But also corporations are also run by people with wants and not all of those decisions are being made with consideration of what the masses want anymore but what the people at the top want. More money, more of the profit share, more cheap labor.
What the people at the top want is money, and the way to get it is by giving the masses what they want.
I agree it results in weird incentives. But blaming corporations exclusively (which is a popular opinion these days) is beyond stupid. We need to acknowledge that we are the root of the problem. The solution to corporate abuses is just for us to make laws to reign them in. In the end, they’re just an abstraction.
I’m very suspicious about the motives of people who act like corporations are the only problem. Either they’re incredibly naive, or they’re just looking for an easy way to ease their own conscience.
Oh, don’t get me wrong, I don’t pickle everything I need for the winter. That’s a shitload of work. I go to the grocery store and buy food like everybody else, and just try to make reasonable choices while I’m there.
I just don’t fume the whole time about how Safeway is destroying the planet, and suggesting that everything would be great if only they were gone. I deeply appreciate the fact that we’ve built such an incredibly efficient system of food distribution, and that I can get all the calories I need and more in the form of fresh fruit & veggies even in the middle of the winter, even if I also acknowledge that we really need to tweak it to reduce the damage it’s causing.
Point is, corporations aren’t generating 99% of global emissions. We are producing 99% of global emissions, by choosing to buy mangos and pineapples from Whole Foods in January instead of pickling carrots and asparagus in September. You can’t get rid of the corporations and then live off of tropical fruits without generating any CO₂.

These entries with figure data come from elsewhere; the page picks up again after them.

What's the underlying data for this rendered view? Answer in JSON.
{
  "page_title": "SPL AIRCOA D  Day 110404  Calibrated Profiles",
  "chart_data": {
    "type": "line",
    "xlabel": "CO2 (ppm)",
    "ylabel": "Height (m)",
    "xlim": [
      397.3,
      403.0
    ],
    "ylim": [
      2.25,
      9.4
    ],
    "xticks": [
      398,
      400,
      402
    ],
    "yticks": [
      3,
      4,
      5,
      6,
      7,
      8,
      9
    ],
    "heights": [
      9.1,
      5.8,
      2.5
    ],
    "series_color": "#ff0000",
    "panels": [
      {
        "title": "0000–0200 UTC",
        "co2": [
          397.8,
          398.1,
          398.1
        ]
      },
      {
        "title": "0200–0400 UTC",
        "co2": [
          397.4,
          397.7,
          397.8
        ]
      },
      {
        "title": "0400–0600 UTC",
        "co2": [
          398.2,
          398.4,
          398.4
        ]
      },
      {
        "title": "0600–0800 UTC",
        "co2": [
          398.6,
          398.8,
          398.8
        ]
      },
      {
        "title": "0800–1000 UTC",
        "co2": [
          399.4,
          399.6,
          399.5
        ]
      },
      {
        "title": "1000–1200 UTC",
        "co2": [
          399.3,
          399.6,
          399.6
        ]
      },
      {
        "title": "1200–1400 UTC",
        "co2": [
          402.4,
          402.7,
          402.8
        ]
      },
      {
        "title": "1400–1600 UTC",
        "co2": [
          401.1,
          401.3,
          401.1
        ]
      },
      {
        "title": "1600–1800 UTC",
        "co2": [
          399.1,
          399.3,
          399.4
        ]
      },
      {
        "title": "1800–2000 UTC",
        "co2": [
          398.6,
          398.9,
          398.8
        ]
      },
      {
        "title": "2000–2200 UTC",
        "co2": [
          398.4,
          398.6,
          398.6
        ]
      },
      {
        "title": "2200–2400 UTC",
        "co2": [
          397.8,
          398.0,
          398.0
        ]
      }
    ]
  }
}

Also, for the record, my grandparents supported a family of 10, and they lived through the winter largely on pickled and canned foods. In the fall, all the wives would get together and pack vegetables into jars every weekend. That was already a huge improvement, because a lot of what they pickled came from the grocery store: their grandparents could only pickle what they could grow. There was a whole room in the basement full of pickles & canned food. It was totally doable then, and it’s only gotten easier in the intervening decades.